According to the Center for Urban Education about Sustainable Agriculture, a nonprofit encouraging sustainable agricultural practices, transporting a single kilocalorie of food costs about 10 kilocalories of fossil fuel. Additionally, cargo planes, which are the most common form of food transportation, produce roughly 50 times as much carbon dioxide as sea shipping.

Next Monday, the groups will host “Menstruation Monday,” which will include a trivia challenge students can participate in to win sustainably produced menstruation products like pads and tampons.

Meko wrote that, in addition to spreading awareness about sustainable menstruation products, the event aims to support people who don’t have access to those resources, such as those experiencing homelessness or incarceration.

“Most widely-available menstruation products are very unsustainable due to the use of plastics for tampon applicators and bleached cotton,” she wrote. “The event will provide information on ways to menstruate more sustainably and an opportunity to donate to an organization that facilitates access to menstrual resources for people who would otherwise not have them.”

The Feminst Mondays series is part of Campus Sustainability Month, a campaign to promote student engagement with environmental issues during October. The Hopkins Office of Sustainability, which aims to reduce the environmental footprint of the University by making its campuses more environmentally conscious, coordinates Sustainability Month.

Alizay Jalisi, the president of Hopkins Feminists, further explained the group’s aims in collaborating with SEA.

“Our goal is to have people on campus informed about how environmental justice is closely linked to the fight for gender equity,” she wrote in an email to The News-Letter. “Under our current presidential administration, minority groups (women, trans and non-binary individuals) are and will be disproportionately affected by climate change.”

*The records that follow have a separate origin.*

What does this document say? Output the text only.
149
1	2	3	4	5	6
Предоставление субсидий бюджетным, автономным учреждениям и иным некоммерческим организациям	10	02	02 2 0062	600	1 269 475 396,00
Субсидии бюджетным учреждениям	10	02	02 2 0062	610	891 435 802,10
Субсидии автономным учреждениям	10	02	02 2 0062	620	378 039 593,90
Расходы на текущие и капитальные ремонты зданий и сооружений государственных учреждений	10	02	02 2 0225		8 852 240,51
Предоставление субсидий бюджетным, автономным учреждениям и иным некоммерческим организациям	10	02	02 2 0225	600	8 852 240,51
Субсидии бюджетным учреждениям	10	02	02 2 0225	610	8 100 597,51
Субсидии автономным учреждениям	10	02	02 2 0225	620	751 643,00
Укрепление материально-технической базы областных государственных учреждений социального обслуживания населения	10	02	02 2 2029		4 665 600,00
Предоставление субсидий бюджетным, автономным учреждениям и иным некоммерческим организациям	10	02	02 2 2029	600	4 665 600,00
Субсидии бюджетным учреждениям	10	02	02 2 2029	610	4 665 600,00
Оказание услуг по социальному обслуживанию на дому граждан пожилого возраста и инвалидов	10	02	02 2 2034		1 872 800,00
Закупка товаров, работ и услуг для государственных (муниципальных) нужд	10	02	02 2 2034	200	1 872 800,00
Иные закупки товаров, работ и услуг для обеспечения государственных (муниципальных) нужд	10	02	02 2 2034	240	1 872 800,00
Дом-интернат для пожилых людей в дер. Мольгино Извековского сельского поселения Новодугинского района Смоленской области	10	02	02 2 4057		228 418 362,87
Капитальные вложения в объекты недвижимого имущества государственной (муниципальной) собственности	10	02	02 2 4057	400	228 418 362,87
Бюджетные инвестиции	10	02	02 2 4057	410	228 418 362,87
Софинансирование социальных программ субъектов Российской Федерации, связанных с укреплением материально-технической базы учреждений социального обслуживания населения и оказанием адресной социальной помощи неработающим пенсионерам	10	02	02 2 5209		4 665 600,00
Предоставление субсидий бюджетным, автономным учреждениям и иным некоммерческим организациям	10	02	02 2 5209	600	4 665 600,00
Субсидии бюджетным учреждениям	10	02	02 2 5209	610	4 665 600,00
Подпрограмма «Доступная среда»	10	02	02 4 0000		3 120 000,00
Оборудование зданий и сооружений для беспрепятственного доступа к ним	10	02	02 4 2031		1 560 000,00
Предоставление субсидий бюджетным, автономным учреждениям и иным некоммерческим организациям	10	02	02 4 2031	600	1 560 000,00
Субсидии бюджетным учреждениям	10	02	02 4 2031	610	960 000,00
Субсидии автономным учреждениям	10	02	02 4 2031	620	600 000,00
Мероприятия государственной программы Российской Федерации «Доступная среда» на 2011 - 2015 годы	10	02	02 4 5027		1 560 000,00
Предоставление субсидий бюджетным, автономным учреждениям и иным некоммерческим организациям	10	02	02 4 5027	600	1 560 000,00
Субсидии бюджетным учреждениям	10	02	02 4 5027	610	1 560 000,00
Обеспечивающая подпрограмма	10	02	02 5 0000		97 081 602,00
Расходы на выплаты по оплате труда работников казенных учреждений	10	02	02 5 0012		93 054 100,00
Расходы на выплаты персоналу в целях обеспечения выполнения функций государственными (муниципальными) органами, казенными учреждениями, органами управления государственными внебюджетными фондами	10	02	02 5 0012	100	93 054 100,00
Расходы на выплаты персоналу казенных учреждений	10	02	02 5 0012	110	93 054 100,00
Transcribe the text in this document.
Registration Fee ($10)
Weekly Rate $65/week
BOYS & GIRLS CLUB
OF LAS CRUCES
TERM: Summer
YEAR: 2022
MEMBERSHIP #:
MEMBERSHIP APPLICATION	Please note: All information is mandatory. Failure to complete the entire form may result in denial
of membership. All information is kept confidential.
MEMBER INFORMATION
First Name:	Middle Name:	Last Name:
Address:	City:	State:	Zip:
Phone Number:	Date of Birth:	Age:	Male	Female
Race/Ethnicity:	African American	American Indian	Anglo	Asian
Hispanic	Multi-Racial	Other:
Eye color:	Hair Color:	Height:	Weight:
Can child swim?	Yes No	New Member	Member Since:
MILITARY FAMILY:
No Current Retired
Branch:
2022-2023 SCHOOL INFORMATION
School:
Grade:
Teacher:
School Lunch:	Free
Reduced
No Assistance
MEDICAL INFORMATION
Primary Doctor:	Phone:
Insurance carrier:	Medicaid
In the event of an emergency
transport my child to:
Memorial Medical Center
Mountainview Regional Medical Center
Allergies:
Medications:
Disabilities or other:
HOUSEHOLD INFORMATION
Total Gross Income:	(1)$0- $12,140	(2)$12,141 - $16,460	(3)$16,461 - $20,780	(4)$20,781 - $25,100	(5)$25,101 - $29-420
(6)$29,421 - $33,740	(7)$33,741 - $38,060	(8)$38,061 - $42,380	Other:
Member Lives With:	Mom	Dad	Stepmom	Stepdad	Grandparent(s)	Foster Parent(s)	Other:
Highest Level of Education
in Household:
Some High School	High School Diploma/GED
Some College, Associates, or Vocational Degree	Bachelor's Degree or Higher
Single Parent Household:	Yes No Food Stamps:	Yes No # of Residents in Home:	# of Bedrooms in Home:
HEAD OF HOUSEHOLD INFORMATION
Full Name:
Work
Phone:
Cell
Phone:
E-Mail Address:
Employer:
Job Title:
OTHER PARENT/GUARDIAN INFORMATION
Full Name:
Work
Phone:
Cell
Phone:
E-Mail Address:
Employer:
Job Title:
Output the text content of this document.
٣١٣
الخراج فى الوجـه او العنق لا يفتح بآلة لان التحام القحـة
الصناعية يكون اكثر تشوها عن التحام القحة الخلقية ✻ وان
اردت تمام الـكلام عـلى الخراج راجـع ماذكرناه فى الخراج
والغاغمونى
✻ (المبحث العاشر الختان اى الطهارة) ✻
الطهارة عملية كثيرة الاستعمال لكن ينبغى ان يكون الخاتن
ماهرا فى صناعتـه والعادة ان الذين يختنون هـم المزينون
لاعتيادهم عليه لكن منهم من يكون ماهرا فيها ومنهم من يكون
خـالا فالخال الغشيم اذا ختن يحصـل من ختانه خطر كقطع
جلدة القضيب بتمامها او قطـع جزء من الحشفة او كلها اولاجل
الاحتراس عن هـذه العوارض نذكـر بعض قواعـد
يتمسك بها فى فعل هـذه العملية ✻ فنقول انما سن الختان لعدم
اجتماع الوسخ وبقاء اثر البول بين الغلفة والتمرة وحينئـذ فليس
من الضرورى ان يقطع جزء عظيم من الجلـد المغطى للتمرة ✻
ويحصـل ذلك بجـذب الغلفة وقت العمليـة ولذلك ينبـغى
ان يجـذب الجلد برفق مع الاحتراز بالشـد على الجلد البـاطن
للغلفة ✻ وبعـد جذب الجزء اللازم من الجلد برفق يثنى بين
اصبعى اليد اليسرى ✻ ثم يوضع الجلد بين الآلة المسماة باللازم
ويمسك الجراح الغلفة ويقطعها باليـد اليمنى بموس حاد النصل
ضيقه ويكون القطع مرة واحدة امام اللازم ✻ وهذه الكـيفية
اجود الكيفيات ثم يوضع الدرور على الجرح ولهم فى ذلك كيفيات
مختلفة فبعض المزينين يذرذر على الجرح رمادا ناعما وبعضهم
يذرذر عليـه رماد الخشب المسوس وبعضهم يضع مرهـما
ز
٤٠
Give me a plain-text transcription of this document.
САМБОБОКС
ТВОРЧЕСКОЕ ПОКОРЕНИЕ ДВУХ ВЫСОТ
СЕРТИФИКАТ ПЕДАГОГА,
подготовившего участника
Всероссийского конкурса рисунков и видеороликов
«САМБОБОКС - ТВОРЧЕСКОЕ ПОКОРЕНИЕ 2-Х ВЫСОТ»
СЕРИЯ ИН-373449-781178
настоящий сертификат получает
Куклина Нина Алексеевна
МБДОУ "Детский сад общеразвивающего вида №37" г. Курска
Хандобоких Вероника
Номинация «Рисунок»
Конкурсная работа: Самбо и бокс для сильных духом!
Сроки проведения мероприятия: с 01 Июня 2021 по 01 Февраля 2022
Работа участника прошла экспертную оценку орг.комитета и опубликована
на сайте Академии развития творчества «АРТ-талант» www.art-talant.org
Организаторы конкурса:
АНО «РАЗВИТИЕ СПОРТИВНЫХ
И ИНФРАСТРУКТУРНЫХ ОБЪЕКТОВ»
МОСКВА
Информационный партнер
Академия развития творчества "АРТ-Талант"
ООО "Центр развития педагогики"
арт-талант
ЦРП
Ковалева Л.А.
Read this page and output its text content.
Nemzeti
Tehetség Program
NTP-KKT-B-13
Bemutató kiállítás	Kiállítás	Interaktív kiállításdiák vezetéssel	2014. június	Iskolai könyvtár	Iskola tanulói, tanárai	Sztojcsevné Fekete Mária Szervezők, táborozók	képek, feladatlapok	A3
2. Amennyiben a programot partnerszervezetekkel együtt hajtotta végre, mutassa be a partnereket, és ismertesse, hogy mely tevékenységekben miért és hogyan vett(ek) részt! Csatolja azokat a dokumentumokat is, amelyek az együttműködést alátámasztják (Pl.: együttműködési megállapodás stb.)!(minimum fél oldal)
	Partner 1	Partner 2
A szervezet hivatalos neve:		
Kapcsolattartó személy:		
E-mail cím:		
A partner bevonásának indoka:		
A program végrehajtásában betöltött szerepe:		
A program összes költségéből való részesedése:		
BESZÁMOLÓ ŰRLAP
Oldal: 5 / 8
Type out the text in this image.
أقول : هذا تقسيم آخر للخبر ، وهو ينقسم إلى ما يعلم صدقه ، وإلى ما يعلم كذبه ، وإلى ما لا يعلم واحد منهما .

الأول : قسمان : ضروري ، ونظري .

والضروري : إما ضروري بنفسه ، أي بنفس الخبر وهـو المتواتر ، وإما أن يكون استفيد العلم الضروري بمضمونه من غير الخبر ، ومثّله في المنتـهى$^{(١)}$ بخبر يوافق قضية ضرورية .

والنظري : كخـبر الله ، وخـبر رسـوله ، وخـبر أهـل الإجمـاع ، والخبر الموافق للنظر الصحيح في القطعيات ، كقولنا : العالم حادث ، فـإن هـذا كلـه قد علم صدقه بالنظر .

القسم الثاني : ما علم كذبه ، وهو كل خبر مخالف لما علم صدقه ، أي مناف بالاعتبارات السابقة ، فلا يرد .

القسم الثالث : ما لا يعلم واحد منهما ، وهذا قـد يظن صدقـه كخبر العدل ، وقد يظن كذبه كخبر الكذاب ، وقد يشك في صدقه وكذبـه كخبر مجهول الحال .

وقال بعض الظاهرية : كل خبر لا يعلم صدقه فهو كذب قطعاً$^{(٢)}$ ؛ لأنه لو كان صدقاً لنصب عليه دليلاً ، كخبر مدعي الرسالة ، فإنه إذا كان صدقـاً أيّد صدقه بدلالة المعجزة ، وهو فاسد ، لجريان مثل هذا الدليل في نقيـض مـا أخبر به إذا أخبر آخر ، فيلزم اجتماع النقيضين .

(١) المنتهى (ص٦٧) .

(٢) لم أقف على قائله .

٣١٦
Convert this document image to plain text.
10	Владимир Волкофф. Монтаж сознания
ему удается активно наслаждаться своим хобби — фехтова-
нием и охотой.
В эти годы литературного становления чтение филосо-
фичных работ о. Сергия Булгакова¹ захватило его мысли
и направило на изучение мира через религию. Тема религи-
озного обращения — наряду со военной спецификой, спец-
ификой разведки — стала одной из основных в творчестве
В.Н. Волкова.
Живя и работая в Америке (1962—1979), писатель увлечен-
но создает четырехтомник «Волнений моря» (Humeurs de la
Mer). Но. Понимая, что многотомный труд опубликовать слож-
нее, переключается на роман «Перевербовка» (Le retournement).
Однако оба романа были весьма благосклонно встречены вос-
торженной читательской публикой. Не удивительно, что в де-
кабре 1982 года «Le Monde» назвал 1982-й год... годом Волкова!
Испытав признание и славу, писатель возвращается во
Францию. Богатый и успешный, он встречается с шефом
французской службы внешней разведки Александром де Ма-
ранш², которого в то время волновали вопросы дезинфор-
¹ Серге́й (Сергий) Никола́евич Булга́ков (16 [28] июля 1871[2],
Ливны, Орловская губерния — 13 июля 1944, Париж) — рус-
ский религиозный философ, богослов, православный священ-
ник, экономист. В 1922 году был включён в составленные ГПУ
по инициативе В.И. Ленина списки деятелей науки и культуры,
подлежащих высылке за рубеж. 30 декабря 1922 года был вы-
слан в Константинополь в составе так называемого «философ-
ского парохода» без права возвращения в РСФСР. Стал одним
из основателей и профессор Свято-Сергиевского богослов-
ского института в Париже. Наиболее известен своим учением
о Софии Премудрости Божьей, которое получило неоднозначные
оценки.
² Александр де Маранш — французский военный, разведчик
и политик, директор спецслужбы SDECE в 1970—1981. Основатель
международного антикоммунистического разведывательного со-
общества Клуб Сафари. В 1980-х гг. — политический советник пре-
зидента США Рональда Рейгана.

She added that the groups also hoped to engaged students on a more local level.

“Our second, related goal is to leave people on the Hopkins campus feeling informed and inspired about the ways in which they can make affordable, healthy and environmentally sustainable choices in their everyday lives, whether they’re eating, having sex, on their period or doing something else entirely,” she wrote.

Freshman Nikita Gupta wrote in an email to The News-Letter that she originally stopped by the table for a free cupcake but was interested to learn more about the intersection between environmental sustainability and feminism.

“I was confused at how feminism and the environment related at all,” she wrote. “Not much attention is given to this intersection; in fact, I’ve never even heard feminism used alongside environmental conservation.”

She added that the tabling was an effective way of engaging students.

“Focusing [on] this intersection is valuable as both issues can [be] addressed in a way that is mutually beneficially and can draw support from feminists and environmentalists,” she wrote. “Looking at the issues together, I’m surprised by how seemingly unrelated areas can overlap and be solved together as one problem.”